Um, that's not that's about it. Let's do this. Early bird or night owl? Early bird.
Early bird. Yeah, you guys, you guys have no problem scheduling 7:00 AM meetings. I love it. Yeah.
Uh, if you weren't in tech, what other industry would you be in? Like if you weren't if you weren't in marketing and doing tech work, like a trade, like what would you guys be in? Lawyer. What I got to law school?
Lawyer. Yeah. Ther I would have been I would have been a therapist. Yeah.
What's your one guilty pleasure snack? Cheetos. Ooh. I would never expect Cheetos.
Regular. Regular. Definitely regular crunchy. I was going to say crunchy or the nasty puffy things.
Oh, nasty puffy things. That's me. Cheeto Puffs. I can't.

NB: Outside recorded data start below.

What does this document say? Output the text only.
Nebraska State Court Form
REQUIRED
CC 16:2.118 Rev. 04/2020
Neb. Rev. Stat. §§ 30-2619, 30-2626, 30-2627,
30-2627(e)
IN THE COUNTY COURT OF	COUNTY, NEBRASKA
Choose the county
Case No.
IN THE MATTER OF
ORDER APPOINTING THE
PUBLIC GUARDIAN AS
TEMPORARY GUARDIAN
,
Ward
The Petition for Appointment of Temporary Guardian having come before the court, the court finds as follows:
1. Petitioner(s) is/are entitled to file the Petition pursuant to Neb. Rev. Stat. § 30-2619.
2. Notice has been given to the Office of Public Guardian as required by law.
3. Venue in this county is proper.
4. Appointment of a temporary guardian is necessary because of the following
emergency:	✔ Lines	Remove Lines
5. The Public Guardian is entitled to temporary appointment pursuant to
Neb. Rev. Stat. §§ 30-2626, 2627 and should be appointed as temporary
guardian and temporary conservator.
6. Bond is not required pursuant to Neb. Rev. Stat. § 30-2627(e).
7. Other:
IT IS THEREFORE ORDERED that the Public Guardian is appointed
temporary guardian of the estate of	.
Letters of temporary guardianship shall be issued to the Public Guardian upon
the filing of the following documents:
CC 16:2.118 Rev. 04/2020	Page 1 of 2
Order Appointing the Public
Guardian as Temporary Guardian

If I open the bag, it's gone. So Cheeto Puffs at the beach is my favorite life. Yeah. All right.
Hey, last one. Let's wrap this up. Dream vacation destination. New Zealand.
Hobbiton, the Shire. Ireland. Nice. I want to go back.
What part of Ireland? I'm I'm thinking we do an Ireland offsite. Uh, I only really spent time in Dublin. So I want to see everything.
I want to see everything. I worked for an Irish company for several years. So I got some time in Dublin and I just want to see everything. Very cool.
All right, y'all, shameless plug time. I mean, we've plugged you a bit. But where uh, where can our folks find you? Where could they learn more about Dakota and engage with all of your amazing services, besides revenueimagin.
com/partners. Yes, definitely there as a starting point. Um, come to our website. We've got a lot of content on the website both about what we do and also best practices around getting started on a new path with branding and messaging.
Um, so Dakotastrategies.com. Kristen and I also post a ton on LinkedIn. So please, you know, follow us on LinkedIn, reach out on LinkedIn.
Uh, we also send out a weekly marketing emails with a lot of tips and recommendations about bite-sized things that people can do on the daily. So, on our website, you can sign up, reach out to us on LinkedIn, and we would be glad to uh, to chat and help everybody out with their messaging. Ladies, thank you so much for coming and hanging out with us. Thank you for putting up with Dale.
Um, it is always always a pleasure, um, to chat with y'all. We love you guys. Thank you so much for having us. This is awesome.